Apesar do percurso ser muito rápido, a estrutura se mantém original e aqui está seu valor. Depois de viajar por um breve minuto até o topo, toda Lisboa antiga se abre para nós, como foi naquele verão de julho do início do século passado, na inauguração.

Miradouro Elevador de Santa Justa

A subida ao miradouro do Elevador de Santa Justa é paga a parte
Por isso, aqui vai a minha primeira dica: faça esse programa, necessariamente, em um dia de sol – se você pretende conhecer o mirante (atenção que essa etapa é feita por uma escada de ferro em caracol. Infelizmente, não é acessível para quem tem restrições de mobilidade).

Eu e o Rafa no topo do Elevador de Santa Justa neste último inverno
Agora no finalzinho de janeiro, eu e o Rafa tivemos a oportunidade de retornar ao Elevador de Santa Justa e ao seu mirante a convite da CarrisTur, a empresa que gere os transportes turísticos oficiais de Lisboa. Eles nos convidaram para conhecer todo o circuito que oferecem na cidade – e que inclui o Elevador de Santa Justa, todos os ascensores, todos os elétricos, um barco, duas linhas de ônibus especiais que fazem conexão com o Aeroporto e ainda as três linhas de ônibus turísticos que, juntos, cobrem todas as atrações de Lisboa (daqueles panorâmicos) – em breve, teremos artigos sobre cada um desses passeios.

Mesmo morando aqui há 5 anos, há momentos que trago aquela Priscila de 2007 para reviver bonitas memórias de quando eu ainda estava desvendando Lisboa pela primeira vez. E mesmo passando várias vezes por semana em frente ao Elevador de Santa Justa durante os nossos tours, fazer seu uso como uma turista em minha própria cidade me fez tão bem. Me deixou tão feliz.

Por que o Elevador de Santa Justa divide opiniões?

Vejo viajantes dizendo que o Elevador de Santa Justa é uma pegadinha para turistas no TripAdvisor. Mas, por que isso acontece?

Na minha opinião, quem propaga que um Monumento Nacional é uma fria para o viajante, o faz por desconhecimento de sua importância histórica para a cidade e/ ou por não saber fazer o melhor uso dele.

Sem o utilizador, não há meios de mantê-lo em funcionamento e em bom estado, como um dos documentos vivos da história de Lisboa. É claro que ele não é mais um transporte público da cidade e se tornou somente uma experiência para quem visita a capital. A geografia mudou, as necessidades mudaram. E isso não faz dele menos importante para o cenário típico lisboeta.
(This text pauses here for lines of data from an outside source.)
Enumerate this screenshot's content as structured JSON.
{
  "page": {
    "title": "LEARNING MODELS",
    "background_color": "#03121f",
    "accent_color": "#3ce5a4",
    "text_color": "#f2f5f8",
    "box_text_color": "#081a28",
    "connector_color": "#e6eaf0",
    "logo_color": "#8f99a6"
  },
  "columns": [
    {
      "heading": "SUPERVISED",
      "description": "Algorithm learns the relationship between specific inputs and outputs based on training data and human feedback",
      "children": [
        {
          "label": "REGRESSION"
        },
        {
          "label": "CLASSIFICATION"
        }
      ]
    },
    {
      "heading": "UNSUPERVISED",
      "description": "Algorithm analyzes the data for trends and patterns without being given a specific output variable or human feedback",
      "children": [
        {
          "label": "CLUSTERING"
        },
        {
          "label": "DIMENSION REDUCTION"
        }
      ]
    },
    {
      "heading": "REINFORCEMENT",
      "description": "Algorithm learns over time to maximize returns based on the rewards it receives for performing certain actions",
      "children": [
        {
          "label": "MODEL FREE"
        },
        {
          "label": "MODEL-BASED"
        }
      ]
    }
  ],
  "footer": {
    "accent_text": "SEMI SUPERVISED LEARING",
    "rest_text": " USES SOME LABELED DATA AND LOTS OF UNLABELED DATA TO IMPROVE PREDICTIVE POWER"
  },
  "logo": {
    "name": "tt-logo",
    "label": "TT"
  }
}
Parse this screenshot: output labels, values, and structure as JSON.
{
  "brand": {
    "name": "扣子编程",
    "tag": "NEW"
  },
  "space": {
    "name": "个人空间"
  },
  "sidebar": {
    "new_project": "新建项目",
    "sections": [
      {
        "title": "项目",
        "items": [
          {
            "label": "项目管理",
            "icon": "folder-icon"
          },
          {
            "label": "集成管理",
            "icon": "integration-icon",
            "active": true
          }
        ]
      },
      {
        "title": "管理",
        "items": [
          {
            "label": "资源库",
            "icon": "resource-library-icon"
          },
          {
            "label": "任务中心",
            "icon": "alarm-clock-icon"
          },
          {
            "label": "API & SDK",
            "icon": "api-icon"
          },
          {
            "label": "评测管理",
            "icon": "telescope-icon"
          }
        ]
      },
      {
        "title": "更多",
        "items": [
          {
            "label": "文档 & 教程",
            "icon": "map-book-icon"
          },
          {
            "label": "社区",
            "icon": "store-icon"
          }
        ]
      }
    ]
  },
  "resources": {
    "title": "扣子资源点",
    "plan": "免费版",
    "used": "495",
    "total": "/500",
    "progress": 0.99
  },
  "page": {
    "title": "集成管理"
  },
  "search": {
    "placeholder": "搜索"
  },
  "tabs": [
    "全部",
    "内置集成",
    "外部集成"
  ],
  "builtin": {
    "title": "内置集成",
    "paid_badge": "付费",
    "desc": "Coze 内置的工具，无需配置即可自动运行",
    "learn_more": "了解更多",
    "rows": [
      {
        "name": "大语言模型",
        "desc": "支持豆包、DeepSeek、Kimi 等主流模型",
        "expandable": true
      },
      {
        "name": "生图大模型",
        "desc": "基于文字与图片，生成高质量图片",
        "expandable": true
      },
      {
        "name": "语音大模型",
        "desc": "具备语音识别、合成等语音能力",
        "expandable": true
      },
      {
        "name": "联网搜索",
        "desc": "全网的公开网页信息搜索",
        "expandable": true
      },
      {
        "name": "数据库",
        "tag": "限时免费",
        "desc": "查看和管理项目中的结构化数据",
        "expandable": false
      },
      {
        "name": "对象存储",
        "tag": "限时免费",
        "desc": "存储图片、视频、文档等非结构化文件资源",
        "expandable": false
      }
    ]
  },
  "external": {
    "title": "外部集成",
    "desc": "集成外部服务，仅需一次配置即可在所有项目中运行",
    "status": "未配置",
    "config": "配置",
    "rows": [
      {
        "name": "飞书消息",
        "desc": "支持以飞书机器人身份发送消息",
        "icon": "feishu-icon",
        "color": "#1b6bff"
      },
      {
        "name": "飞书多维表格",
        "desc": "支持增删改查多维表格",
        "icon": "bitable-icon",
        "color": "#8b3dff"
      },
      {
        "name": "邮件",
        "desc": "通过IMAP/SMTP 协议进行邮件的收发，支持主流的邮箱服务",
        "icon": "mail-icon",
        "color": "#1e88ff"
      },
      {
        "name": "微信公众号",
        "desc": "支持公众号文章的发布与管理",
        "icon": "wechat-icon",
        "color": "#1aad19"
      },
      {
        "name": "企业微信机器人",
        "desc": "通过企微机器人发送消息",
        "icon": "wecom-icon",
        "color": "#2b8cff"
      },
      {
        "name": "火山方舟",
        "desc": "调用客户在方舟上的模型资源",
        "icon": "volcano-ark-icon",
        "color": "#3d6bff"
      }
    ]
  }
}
Agora, a questão do preço. Uma subida e descida custa 5,15€ + 1,50€, se você também quiser subir as escadinhas para o mirante do Elevador. É caro para o padrão de Lisboa? É. Mas essa não é a melhor forma de fazer uso dele. Aqui está o pulo do gato.

Se você quer ter essa experiência, há duas maneiras que eu indico: a primeira é utilizando os circuitos da CarrisTours, que incluem a subida ao Elevador e ao mirante, tal como nós fizemos (e você já aproveita para desfrutar e se divertir nos outros transportes públicos centenários e modernos da cidade). A segunda é comprando o bilhete de 24h dos transportes públicos de Lisboa (que você pode fazer nas máquinas do metro), quando o uso do Elevador de Santa Justa está incluído (e, assim, você só paga o mirante como extra, a 1,50€).

Um outro ponto importante é o tempo de espera. Para quem viaja no inverno, o fluxo de pessoas é menor. No finalzinho de janeiro deste, por exemplo, estávamos por lá em uma quarta-feira, às 16h30. Ficamos 10 minutos na fila, apenas. Para quem viaja durante a alta temporada, o início da manhã é sempre melhor.